As she learned more about furniture and improved her skills, Beck said she was able to be more discerning about painting. Now she does high-end restoration and refinishing work, often selling her pieces for thousands of dollars.

She still uses paint, but in a much more limited capacity, like when the piece is too damaged for full restoration or some use of paint will add to the design and make it more appealing for her customers.

Beck said she also considers what kinds of pieces will actually decline in value if they are painted, according to appraisers, like high-quality antique, historic, or mid-century modern pieces, typically with a maker’s mark indicating the craftsmen who produced them.

It’s not just about making the most money. Beck believes there are some pieces that should be restored and preserved simply because they are rare, beloved, and culturally valuable.

But ultimately, it comes down to what she can sell to her customers.

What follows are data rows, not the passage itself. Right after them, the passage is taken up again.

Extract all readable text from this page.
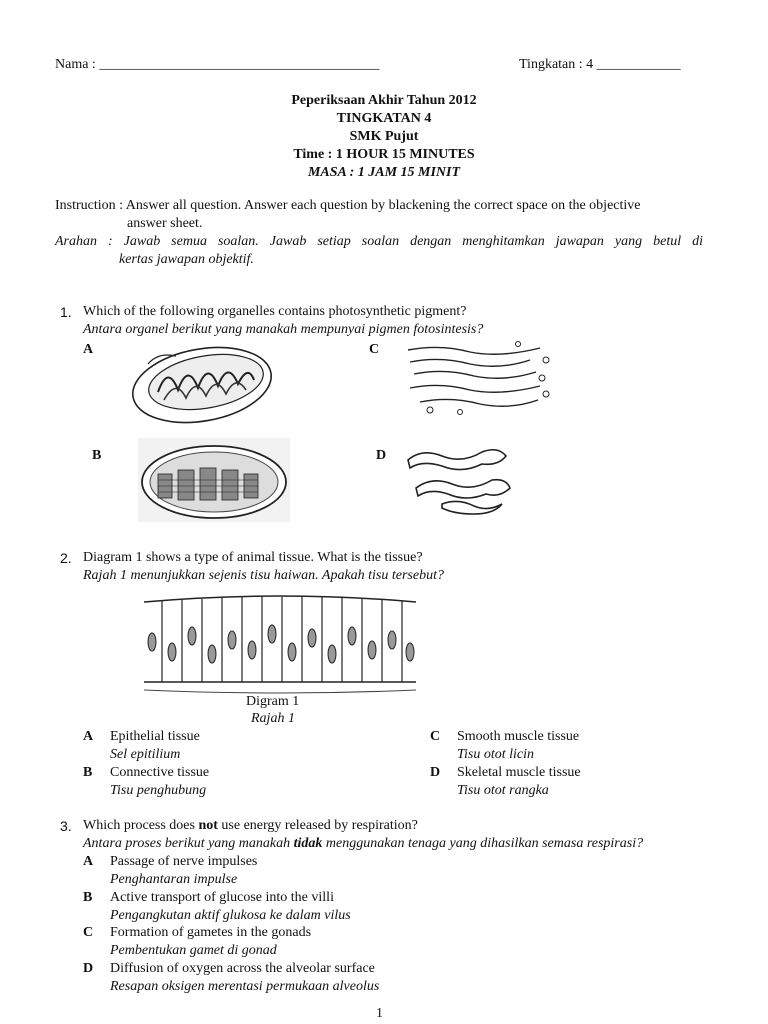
Nama : ________________________________________	Tingkatan : 4 ____________
Peperiksaan Akhir Tahun 2012
TINGKATAN 4
SMK Pujut
Time : 1 HOUR 15 MINUTES
MASA : 1 JAM 15 MINIT
Instruction : Answer all question. Answer each question by blackening the correct space on the objective
answer sheet.
Arahan : Jawab semua soalan. Jawab setiap soalan dengan menghitamkan jawapan yang betul di
kertas jawapan objektif.
1. Which of the following organelles contains photosynthetic pigment?
Antara organel berikut yang manakah mempunyai pigmen fotosintesis?
A
B
C
D
2. Diagram 1 shows a type of animal tissue. What is the tissue?
Rajah 1 menunjukkan sejenis tisu haiwan. Apakah tisu tersebut?
Digram 1
Rajah 1
A Epithelial tissue
Sel epitilium
B Connective tissue
Tisu penghubung
C Smooth muscle tissue
Tisu otot licin
D Skeletal muscle tissue
Tisu otot rangka
3. Which process does not use energy released by respiration?
Antara proses berikut yang manakah tidak menggunakan tenaga yang dihasilkan semasa respirasi?
A Passage of nerve impulses
Penghantaran impulse
B Active transport of glucose into the villi
Pengangkutan aktif glukosa ke dalam vilus
C Formation of gametes in the gonads
Pembentukan gamet di gonad
D Diffusion of oxygen across the alveolar surface
Resapan oksigen merentasi permukaan alveolus
1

Despite all the vocal online haters of painted furniture, there’s a reason furniture flippers do it: the pieces sell.

Mike Coleman, a vintage furniture seller and the owner of Big Mike’s Vintage in Chicago, said he used to be strongly against painting over pieces, but after meeting skilled dealers who do it well, he’s opened up to it.

“It’s your house, your furniture,” he said, adding, “Do want you want at all times.”

But he said he’s seen plenty of TikTok flippers who just don’t know how to do it well in a way that will actually last, and he thinks most people should leave it to the pros.

“You can’t just spray paint over lacquered walnut,” Coleman said.

Critics of furniture flippers don’t always know what they’re talking about

One flip that drew hate comments and frustrated Clericuzio involved a brown shelving unit she picked up from Goodwill for $12.

She sanded down the shelf — which revealed it had previously been painted over three times: red, blue, and then brown — then painted over most of it with a light blue paint and added some mirrors, unique drawer panels, new knobs, and legs. She left the top wood visible, meaning there was actually more of the original wood showing than when she bought it.

Still, the hate comments rolled in. One that got over 4,100 likes read: “the way u take beautiful vintage pieces, n make em boring n modern should be put in the bible as a sin.” Many commenters were especially exasperated that Clericuzio threw away the “original” knobs.

But after the TikTok of the flip went viral, the woman who originally donated the shelf got in touch with Clericuzio.

The shelf had come from somewhere like Ikea, and the woman had painted it over herself several times in the years she owned it.

As for the “beautiful antique knobs” that commenters couldn’t believe Clericuzio tossed?

They sell for $3.99 a piece from Hobby Lobby.